Trevor Lane (@Trevor_Lane): Julius Randle has certainly been a pleasant surprise for Lakers fans this season. After spending last year on the sidelines due to injury and most of the Summer League looking out of sorts, it appeared that Randle was going to need some time before he could make a real impact.

Instead, Randle has thrived and now has a stranglehold on the starting power forward position. Like all rookies he has been on a bit of a roller coaster ride, with brilliant performances sprinkled in amongst some clunkers, but overall he has been impressive.

That said there are a number of holes in Randle’s game that he needs to work on if he is going to get to the next level.

For one thing, his right hand is essentially non-existant right now when it comes to finishing around the basket. We have seen him badly miss multiple layups with it; I can’t recall another NBA player who was so weak with his off hand before. He makes up for it with brute strength, which he uses to force the ball back to his dominant left hand, but a respectable right hand is going to be a must if Randle is going to fulfill his massive potential.

Similarly, Randle has also struggled to finish against longer defenders, which was one of the knocks on him coming out of college. It’s something he will have to work on as he grows as a player, as is his defensive awareness.

However, the most important skill for Julius Randle to develop is a jump shot. He has a unique combination of quickness and strength that few others can match, but currently teams can sag off of him because they know he isn’t a great shooter from the perimeter.
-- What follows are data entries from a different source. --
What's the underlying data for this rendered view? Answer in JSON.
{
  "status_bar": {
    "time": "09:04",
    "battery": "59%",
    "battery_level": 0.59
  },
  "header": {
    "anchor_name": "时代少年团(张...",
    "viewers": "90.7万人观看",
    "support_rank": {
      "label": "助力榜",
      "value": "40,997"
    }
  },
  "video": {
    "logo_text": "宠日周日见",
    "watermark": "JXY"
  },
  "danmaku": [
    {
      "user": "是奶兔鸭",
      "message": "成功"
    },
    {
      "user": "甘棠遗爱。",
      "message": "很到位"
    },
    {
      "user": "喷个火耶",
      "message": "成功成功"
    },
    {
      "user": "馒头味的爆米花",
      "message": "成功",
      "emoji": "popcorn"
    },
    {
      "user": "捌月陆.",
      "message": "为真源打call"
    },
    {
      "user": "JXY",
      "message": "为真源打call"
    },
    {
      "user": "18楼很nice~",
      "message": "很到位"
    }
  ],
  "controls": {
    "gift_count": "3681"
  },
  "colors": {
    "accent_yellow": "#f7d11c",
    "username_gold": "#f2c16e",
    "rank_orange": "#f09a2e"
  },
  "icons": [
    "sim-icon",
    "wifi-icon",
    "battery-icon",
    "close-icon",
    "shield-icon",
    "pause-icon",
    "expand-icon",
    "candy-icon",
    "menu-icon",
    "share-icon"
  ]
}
He has developed a nice fading jumping in the paint where he floats to the right a little, but ultimately Randle needs to be able to at least consistently hit the 20-footer, and ideally even be able to step out to the corner three on occasion.

Given his work ethic, I believe Julius Randle will get there eventually. He has been a pleasure to watch thus far, and Lakers fans should be excited to see how he develops over the next few years.

Corey Hansford (@TheeCoreyH): My first thought when thinking about this question is to point to his defense. Randle’s lack of awareness off the ball is really hurting the team as his late rotations constantly give Roy Hibbert’s man an easy layup or offensive rebound. The Lakers failures on the boards many times can be attributed to this.

While that is something that needs work, the most important thing for Randle to develop is his right hand, particularly finishing around the rim with it.

I understand the argument can be made for fixing his jumper, but even without it nobody has been able to stop Randle from getting to the rim. Teams play off of him, but he can still overpower them and get to the basket. The problem is he can’t finish once he’s there and that is because he’s making the shot tougher by going back to his left, or he’s trying and failing with his right.

The great thing about Randle is that he has continued to impact the game despite his offensive struggles. His rebounding and playmaking have remained excellent. He also has an excellent work ethic and will surely put in the work to improve his shortcomings.

It may not happen in the near future, but I would be shocked if we didn’t see some serious improvements in Randle’s game near the end of the season.